Wie wirkte Monsignore Manuel Hilario in den Gemeinden, in denen er diente?

Monseñor Manuel Hilario transformierte die Gemeinschaften, in denen er diente, durch seine Hingabe und Nähe zu den Menschen. Er organisierte Hausbesuche, förderte liturgische Zeiten mit tiefer Spiritualität und brachte die Kommunion zu den Kranken oder besuchte die Bedürftigsten. Sein großzügiger und offener Charakter ermöglichte es ihm, tief mit den Menschen zu verbinden und hinterließ ihnen ein Erbe von Freundschaft, Einfachheit und Liebe zum Vaterland.

Wie ist die aktuelle Situation der älteren Menschen in Kuba?

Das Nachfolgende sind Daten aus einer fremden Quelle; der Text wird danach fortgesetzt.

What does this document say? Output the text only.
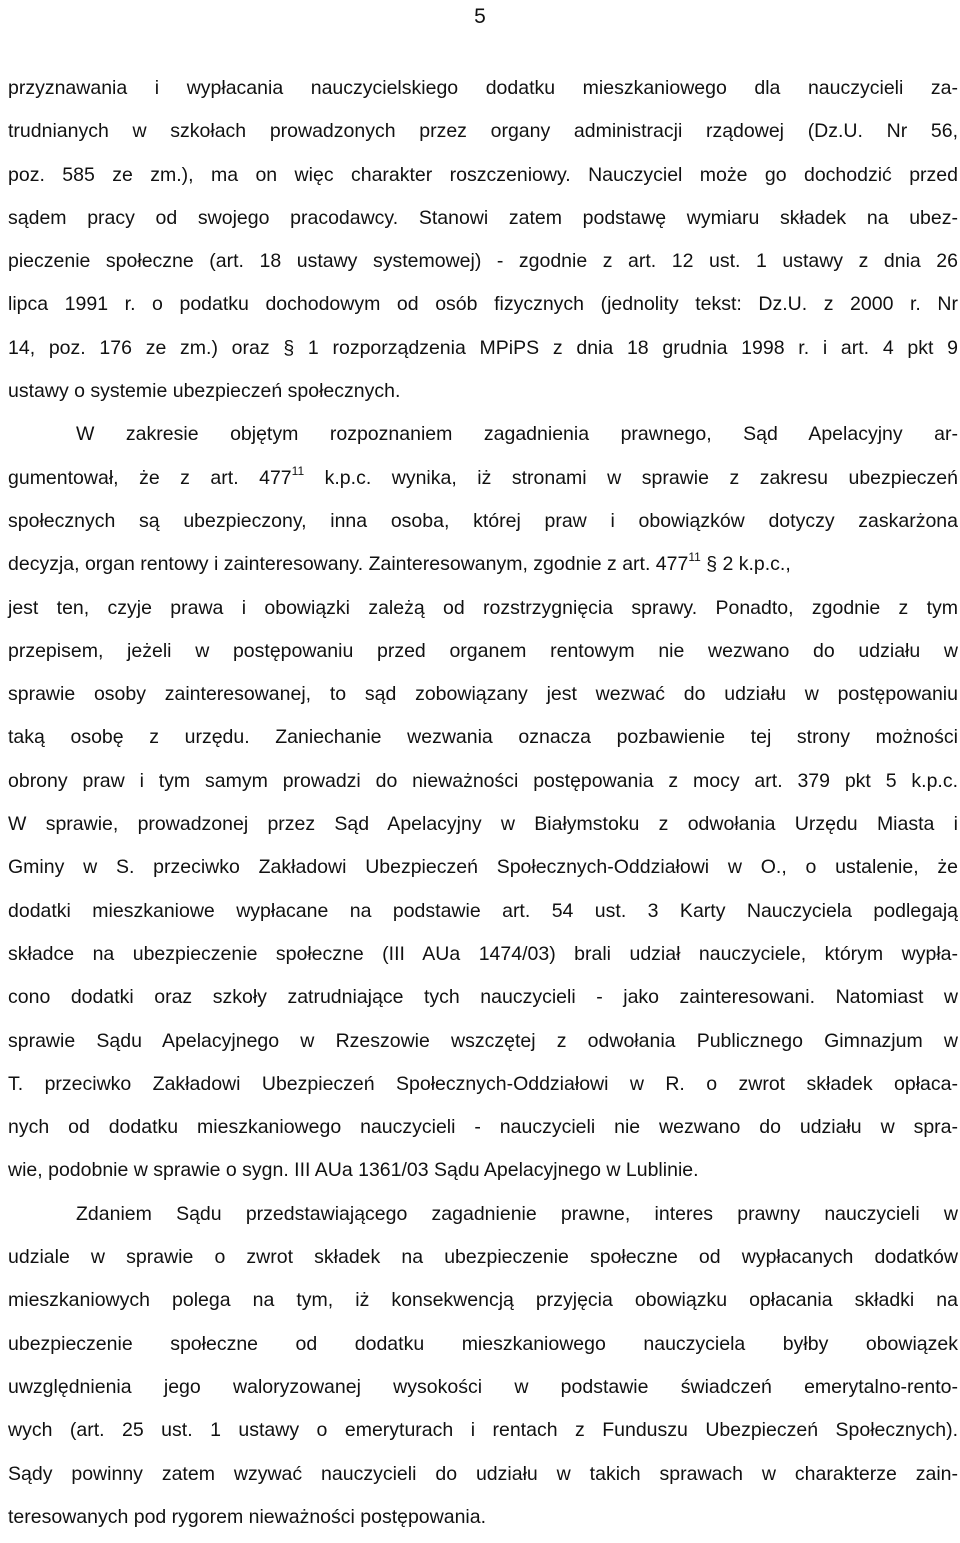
5
przyznawania i wypłacania nauczycielskiego dodatku mieszkaniowego dla nauczycieli za-
trudnianych w szkołach prowadzonych przez organy administracji rządowej (Dz.U. Nr 56,
poz. 585 ze zm.), ma on więc charakter roszczeniowy. Nauczyciel może go dochodzić przed
sądem pracy od swojego pracodawcy. Stanowi zatem podstawę wymiaru składek na ubez-
pieczenie społeczne (art. 18 ustawy systemowej) - zgodnie z art. 12 ust. 1 ustawy z dnia 26
lipca 1991 r. o podatku dochodowym od osób fizycznych (jednolity tekst: Dz.U. z 2000 r. Nr
14, poz. 176 ze zm.) oraz § 1 rozporządzenia MPiPS z dnia 18 grudnia 1998 r. i art. 4 pkt 9
ustawy o systemie ubezpieczeń społecznych.
W zakresie objętym rozpoznaniem zagadnienia prawnego, Sąd Apelacyjny ar-
gumentował, że z art. $477^{11}$ k.p.c. wynika, iż stronami w sprawie z zakresu ubezpieczeń
społecznych są ubezpieczony, inna osoba, której praw i obowiązków dotyczy zaskarżona
decyzja, organ rentowy i zainteresowany. Zainteresowanym, zgodnie z art. $477^{11}$ § 2 k.p.c.,
jest ten, czyje prawa i obowiązki zależą od rozstrzygnięcia sprawy. Ponadto, zgodnie z tym
przepisem, jeżeli w postępowaniu przed organem rentowym nie wezwano do udziału w
sprawie osoby zainteresowanej, to sąd zobowiązany jest wezwać do udziału w postępowaniu
taką osobę z urzędu. Zaniechanie wezwania oznacza pozbawienie tej strony możności
obrony praw i tym samym prowadzi do nieważności postępowania z mocy art. 379 pkt 5 k.p.c.
W sprawie, prowadzonej przez Sąd Apelacyjny w Białymstoku z odwołania Urzędu Miasta i
Gminy w S. przeciwko Zakładowi Ubezpieczeń Społecznych-Oddziałowi w O., o ustalenie, że
dodatki mieszkaniowe wypłacane na podstawie art. 54 ust. 3 Karty Nauczyciela podlegają
składce na ubezpieczenie społeczne (III AUa 1474/03) brali udział nauczyciele, którym wypła-
cono dodatki oraz szkoły zatrudniające tych nauczycieli - jako zainteresowani. Natomiast w
sprawie Sądu Apelacyjnego w Rzeszowie wszczętej z odwołania Publicznego Gimnazjum w
T. przeciwko Zakładowi Ubezpieczeń Społecznych-Oddziałowi w R. o zwrot składek opłaca-
nych od dodatku mieszkaniowego nauczycieli - nauczycieli nie wezwano do udziału w spra-
wie, podobnie w sprawie o sygn. III AUa 1361/03 Sądu Apelacyjnego w Lublinie.
Zdaniem Sądu przedstawiającego zagadnienie prawne, interes prawny nauczycieli w
udziale w sprawie o zwrot składek na ubezpieczenie społeczne od wypłacanych dodatków
mieszkaniowych polega na tym, iż konsekwencją przyjęcia obowiązku opłacania składki na
ubezpieczenie społeczne od dodatku mieszkaniowego nauczyciela byłby obowiązek
uwzględnienia jego waloryzowanej wysokości w podstawie świadczeń emerytalno-rento-
wych (art. 25 ust. 1 ustawy o emeryturach i rentach z Funduszu Ubezpieczeń Społecznych).
Sądy powinny zatem wzywać nauczycieli do udziału w takich sprawach w charakterze zain-
teresowanych pod rygorem nieważności postępowania.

Die Situation der Senioren in Kuba ist kritisch aufgrund der Wirtschaftskrise und des Mangels an staatlicher Unterstützung. Viele Senioren leben in extremer Armut, ohne Zugang zu grundlegenden Nahrungsmitteln und stehen prekären Lebensbedingungen gegenüber. Gemeinschaftliche Initiativen wie die von Manuel Jesús in Pinar del Río versuchen, diese Situation zu lindern, doch die staatliche Unterstützung bleibt unzureichend.

Welche Maßnahmen haben die Aktivisten ergriffen, um den älteren Menschen in Kuba zu helfen?

Aktivisten wie Manuel Jesús und andere in verschiedenen Provinzen Kubas haben Lebensmittelverteilungen und Spendenaktionen für bedürftige ältere Menschen organisiert. Diese Initiativen zielen darauf ab, die unmittelbaren Bedürfnisse der vernachlässigten Senioren zu decken und die Solidarität unter den Bürgern zu fördern, um ihre Lebensbedingungen zu verbessern.